The second verse Allah describes Prophet David (AS) as a man of “Hands”, this is clearly a metaphor, however literalists have a method of explaining away these issues by saying:

“the words are correct, we do not know how or why, or what they mean, but we just accept the literal meaning as they are”

In light of the other verses and our knowledge of Arabic phrases, it is understand that this verse is explained that Prophet David (AS) is a man of strength and resolve, so Hands in this respect means strength. Additionally there are fourteen repetitions of the phrase “what your right hand possess”, which is understood to refer to those within your control/power, such as a slave or prisoner of war etc.

How about when a disaster strikes them because what their hands have put forward, and then they come to you swearing by God: “We only intended goodwill and reconciliation”? (4:62)

Again “hands” is referring to what you have done through your influence or control, even if a person had no actual hands, they would still be referred to in the above ayat.

Those who pledge allegiance to you are pledging allegiance to God. The hand of God is over their hands. Whoever breaks his pledge breaks it to his own loss. And whoever fulfills his covenant with God, He will grant him a great reward. (48:10)

Again, the use of hands can not be literal here, when the people pledged allegiance, they joined with the Prophet SAW and supported him, and God also supported them.

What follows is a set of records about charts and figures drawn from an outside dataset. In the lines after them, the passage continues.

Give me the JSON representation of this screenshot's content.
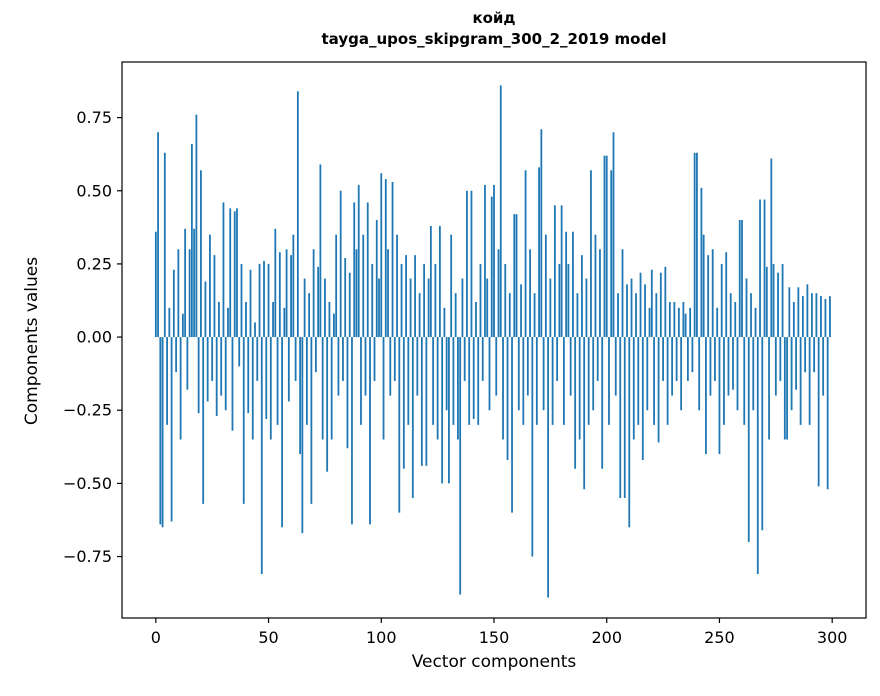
{
  "figure": {
    "title": "койд",
    "subtitle": "tayga_upos_skipgram_300_2_2019 model"
  },
  "chart_data": {
    "type": "bar",
    "title": "койд",
    "subtitle": "tayga_upos_skipgram_300_2_2019 model",
    "xlabel": "Vector components",
    "ylabel": "Components values",
    "bar_color": "#1f77b4",
    "grid": false,
    "legend": "none",
    "xlim": [
      -15,
      315
    ],
    "ylim": [
      -0.96,
      0.94
    ],
    "x_ticks": [
      0,
      50,
      100,
      150,
      200,
      250,
      300
    ],
    "x_tick_labels": [
      "0",
      "50",
      "100",
      "150",
      "200",
      "250",
      "300"
    ],
    "y_ticks": [
      -0.75,
      -0.5,
      -0.25,
      0,
      0.25,
      0.5,
      0.75
    ],
    "y_tick_labels": [
      "−0.75",
      "−0.50",
      "−0.25",
      "0.00",
      "0.25",
      "0.50",
      "0.75"
    ],
    "values": [
      0.36,
      0.7,
      -0.64,
      -0.65,
      0.63,
      -0.3,
      0.1,
      -0.63,
      0.23,
      -0.12,
      0.3,
      -0.35,
      0.08,
      0.37,
      -0.18,
      0.3,
      0.66,
      0.37,
      0.76,
      -0.26,
      0.57,
      -0.57,
      0.19,
      -0.22,
      0.35,
      -0.15,
      0.28,
      -0.27,
      0.12,
      -0.2,
      0.46,
      -0.25,
      0.1,
      0.44,
      -0.32,
      0.43,
      0.44,
      -0.1,
      0.25,
      -0.57,
      0.12,
      -0.26,
      0.23,
      -0.35,
      0.05,
      -0.15,
      0.25,
      -0.81,
      0.26,
      -0.28,
      0.25,
      -0.35,
      0.12,
      0.37,
      -0.3,
      0.29,
      -0.65,
      0.1,
      0.3,
      -0.22,
      0.28,
      0.35,
      -0.15,
      0.84,
      -0.4,
      -0.67,
      0.2,
      -0.3,
      0.15,
      -0.57,
      0.3,
      -0.12,
      0.24,
      0.59,
      -0.35,
      0.2,
      -0.46,
      0.12,
      -0.35,
      0.08,
      0.35,
      -0.2,
      0.5,
      -0.15,
      0.27,
      -0.38,
      0.22,
      -0.64,
      0.46,
      0.3,
      0.52,
      -0.3,
      0.35,
      -0.2,
      0.46,
      -0.64,
      0.25,
      -0.15,
      0.4,
      0.2,
      0.56,
      -0.35,
      0.54,
      0.3,
      -0.2,
      0.53,
      -0.15,
      0.35,
      -0.6,
      0.25,
      -0.45,
      0.28,
      -0.3,
      0.2,
      -0.55,
      0.28,
      -0.2,
      0.15,
      -0.44,
      0.25,
      -0.44,
      0.2,
      0.38,
      -0.3,
      0.25,
      -0.35,
      0.38,
      -0.5,
      0.1,
      -0.25,
      -0.5,
      0.35,
      -0.3,
      0.15,
      -0.35,
      -0.88,
      0.2,
      -0.15,
      0.5,
      -0.3,
      0.5,
      -0.28,
      0.12,
      -0.3,
      0.25,
      -0.15,
      0.52,
      0.2,
      -0.25,
      0.48,
      0.52,
      -0.2,
      0.3,
      0.86,
      -0.35,
      0.25,
      -0.42,
      0.15,
      -0.6,
      0.42,
      0.42,
      -0.25,
      0.18,
      -0.3,
      0.57,
      -0.2,
      0.3,
      -0.75,
      0.15,
      -0.3,
      0.58,
      0.71,
      -0.25,
      0.35,
      -0.89,
      0.2,
      -0.3,
      0.45,
      -0.15,
      0.25,
      0.45,
      -0.3,
      0.36,
      0.25,
      -0.2,
      0.36,
      -0.45,
      0.15,
      -0.35,
      0.28,
      -0.52,
      0.2,
      -0.3,
      0.57,
      -0.25,
      0.35,
      -0.15,
      0.3,
      -0.45,
      0.62,
      0.62,
      -0.3,
      0.57,
      0.7,
      -0.2,
      0.15,
      -0.55,
      0.3,
      -0.55,
      0.18,
      -0.65,
      0.2,
      -0.35,
      0.15,
      -0.3,
      0.22,
      -0.42,
      0.18,
      -0.25,
      0.1,
      0.23,
      -0.3,
      0.15,
      -0.36,
      0.22,
      -0.15,
      0.24,
      -0.3,
      0.12,
      -0.2,
      0.12,
      -0.15,
      0.1,
      -0.25,
      0.12,
      0.08,
      -0.15,
      0.1,
      -0.12,
      0.63,
      0.63,
      -0.25,
      0.51,
      0.35,
      -0.4,
      0.28,
      -0.2,
      0.3,
      -0.15,
      0.1,
      -0.4,
      0.25,
      -0.3,
      0.29,
      -0.2,
      0.15,
      -0.18,
      0.12,
      -0.25,
      0.4,
      0.4,
      -0.3,
      0.2,
      -0.7,
      0.15,
      -0.25,
      0.1,
      -0.81,
      0.47,
      -0.66,
      0.47,
      0.24,
      -0.35,
      0.61,
      0.25,
      -0.2,
      0.22,
      -0.15,
      0.25,
      -0.35,
      -0.35,
      0.17,
      -0.25,
      0.12,
      -0.18,
      0.17,
      -0.3,
      0.14,
      -0.12,
      0.18,
      -0.3,
      0.15,
      -0.12,
      0.15,
      -0.51,
      0.14,
      -0.2,
      0.13,
      -0.52,
      0.14
    ]
  }
}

9|67|The hypocrite men and hypocrite women are of one another. They advocate evil, and prohibit righteousness, and withhold their hands. They forgot God, so He forgot them. The hypocrites are the sinners

Again, the hands here refers to influence, perhaps in this instance it refers to charity , or withholding charity or help to others.

At the other end of the interpretation spectrum we find those that make conclusions way beyond the apparent meaning (Taweel) without any strong supporting evidence (daleel).  An example, if we had the sentence:

“I was late for work today”

We can assume fairly safely that I was late for my work, but it would be an unsupported claim to say that this was because of the traffic, or that I work as an engineer, or that really the phrase “work” relates to a secret spying mission that I am engaged on. This kind of interpretation clearly leads to false conclusions and is not valid. Some have said, but what is my evidence for this approach? I would simply say this is beyond evidence, this is simply the way of literature and logic, as any evidence that could be read or written would also need to conform to the simple guidance that I have already outlined above.

One can not read the words of the Quran, and then ignore the apparent meaning and substitute a completely different meaning with no supporting evidence, this is effectively denying the Quran. If Allah says “He is One”, and someone says, well actually I think that means He is two, that would make no sense, its removing any logical value of words and sentences. If one does that, then they are not reading the words of God, but just making up their own words and saying that is from God, which is completely unacceptable in Islam.

So to conclude, the words of the Quran are not to be taken as individual entities, but they must be seen in the context of the sentence, and in the light of how they are used elsewhere. The apparent meaning of the whole sentence is the only way the correct understanding can be reached, this is the middle way between literalism and assumption, which is the meaning that would be apparent to those at familiar with the Arabic of the time.